If you have children and you're facing divorce, count yourself lucky if you live in Arizona. The state's statutory child support guidelines address a wide variety of circumstances, so few issues are left to chance. This can cut down on disputes between you and your spouse. The law does allow judges to deviate from the statutory guidelines, but certain rules regulate this as well.
Federally Mandated Guidelines
In 1984, the federal government mandated that all states implement child support guidelines. Each state has the right to elect a model or formula for calculating support and each state can apply its own rules regarding how long support lasts, how it's collected and account for special circumstances. The majority of states – including Arizona – employ the income shares model. Another 10 states and the District of Columbia use a simpler formula based only on the noncustodial parent's income, known as the percentage of income model. Three states use a more complicated version of the income shares formula, called the Melson model.

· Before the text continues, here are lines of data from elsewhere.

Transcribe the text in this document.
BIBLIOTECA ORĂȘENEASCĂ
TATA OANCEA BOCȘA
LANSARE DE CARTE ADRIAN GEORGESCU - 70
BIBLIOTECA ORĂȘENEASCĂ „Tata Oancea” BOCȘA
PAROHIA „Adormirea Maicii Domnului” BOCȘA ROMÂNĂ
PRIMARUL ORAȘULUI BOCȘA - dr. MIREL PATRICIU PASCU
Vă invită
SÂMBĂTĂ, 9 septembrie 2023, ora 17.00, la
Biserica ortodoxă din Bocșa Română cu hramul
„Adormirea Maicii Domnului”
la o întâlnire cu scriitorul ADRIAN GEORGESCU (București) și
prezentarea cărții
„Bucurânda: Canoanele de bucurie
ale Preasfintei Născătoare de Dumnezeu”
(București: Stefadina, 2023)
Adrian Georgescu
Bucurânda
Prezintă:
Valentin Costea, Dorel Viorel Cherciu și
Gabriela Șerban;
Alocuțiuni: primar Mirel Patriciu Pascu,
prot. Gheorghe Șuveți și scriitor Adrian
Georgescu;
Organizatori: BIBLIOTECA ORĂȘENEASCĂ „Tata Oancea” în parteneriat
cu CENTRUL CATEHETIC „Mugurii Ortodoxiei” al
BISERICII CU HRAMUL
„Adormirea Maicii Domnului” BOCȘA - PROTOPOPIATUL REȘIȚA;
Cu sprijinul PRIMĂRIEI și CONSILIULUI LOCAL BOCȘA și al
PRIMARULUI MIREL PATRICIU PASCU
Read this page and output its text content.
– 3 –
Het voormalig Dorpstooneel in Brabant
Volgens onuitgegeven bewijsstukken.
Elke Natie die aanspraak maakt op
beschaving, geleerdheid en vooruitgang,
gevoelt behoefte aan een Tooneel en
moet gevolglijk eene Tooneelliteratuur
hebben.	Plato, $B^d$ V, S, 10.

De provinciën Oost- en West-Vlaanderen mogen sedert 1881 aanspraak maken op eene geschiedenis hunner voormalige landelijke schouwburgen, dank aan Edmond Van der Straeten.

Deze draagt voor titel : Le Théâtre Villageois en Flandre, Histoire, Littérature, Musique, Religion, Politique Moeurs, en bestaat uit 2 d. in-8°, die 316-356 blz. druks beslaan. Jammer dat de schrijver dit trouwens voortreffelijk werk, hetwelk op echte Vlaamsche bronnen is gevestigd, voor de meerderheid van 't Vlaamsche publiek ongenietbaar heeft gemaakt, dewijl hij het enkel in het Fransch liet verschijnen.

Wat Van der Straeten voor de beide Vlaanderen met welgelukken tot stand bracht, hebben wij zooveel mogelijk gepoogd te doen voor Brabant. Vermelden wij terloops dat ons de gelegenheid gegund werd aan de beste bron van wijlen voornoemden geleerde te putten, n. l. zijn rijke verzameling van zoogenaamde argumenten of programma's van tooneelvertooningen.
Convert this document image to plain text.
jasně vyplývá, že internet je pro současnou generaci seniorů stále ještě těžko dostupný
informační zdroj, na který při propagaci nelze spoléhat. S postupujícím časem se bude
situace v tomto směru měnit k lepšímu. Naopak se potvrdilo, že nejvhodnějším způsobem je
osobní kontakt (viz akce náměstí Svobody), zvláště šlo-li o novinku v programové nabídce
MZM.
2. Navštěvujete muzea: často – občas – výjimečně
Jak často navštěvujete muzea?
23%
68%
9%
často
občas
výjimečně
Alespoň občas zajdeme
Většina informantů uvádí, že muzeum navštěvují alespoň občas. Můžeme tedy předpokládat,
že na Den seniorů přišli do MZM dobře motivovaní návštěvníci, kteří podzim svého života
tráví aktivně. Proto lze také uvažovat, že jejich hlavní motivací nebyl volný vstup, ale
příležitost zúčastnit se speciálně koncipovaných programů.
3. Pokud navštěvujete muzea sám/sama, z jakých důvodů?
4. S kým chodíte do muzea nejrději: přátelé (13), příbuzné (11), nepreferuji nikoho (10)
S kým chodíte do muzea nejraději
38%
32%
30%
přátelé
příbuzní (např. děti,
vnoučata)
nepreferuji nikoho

Arizona's Income Shares Model
The income shares model works on the premise that children should enjoy the same benefits post-divorce as they would have if their parents had remained married. First, the court adds both parents incomes together; then it calculates what percentage of this total amount each parent must contribute to the costs of raising the children. The percentages are based on what each parent contributes to the total income. For example, if parents' combined income is $3,200 a month, and if one parent earns $2,400 of that and the other earns $800, the first parent would contribute 75 percent toward the costs of the children's care and the other would contribute 25 percent. Arizona courts do not typically include overtime in a parent's income unless consistent overtime was a factor during the marriage. If a parent also supports children from another relationship, Arizona's statutory formula deducts this from his income. Arizona law allows judges to increase child support by 10 percent for children older than 12 because the costs of supporting teenagers are greater.
Child Support Add-Ons
Federal law also requires that each state's child support guidelines address issues of health care. Some states calculate health care as part of the child support amount; others add these costs to the basic support figure. Arizona does the latter, apportioning the cost of either health care or health insurance premiums between parents according to the same percentages they contribute to their combined incomes. The state also allows judges to add on costs of child care and special or extraordinary education needs, particularly if parents agree that such schooling is necessary. Arizona's statutes also address travel costs for parenting time. The court will divide travel expenses between parents if children must travel 100 miles or more each way.
Arizona law allows judges to deviate from the income shares guidelines in unusual circumstances. If a judge does so, however, the statutes obligate him to explain in writing how he arrived at his decision and the factors he took into consideration. All deviations must be in the best interests of the child. The law doesn't allow the court to tweak support to benefit either parent at the child's expense.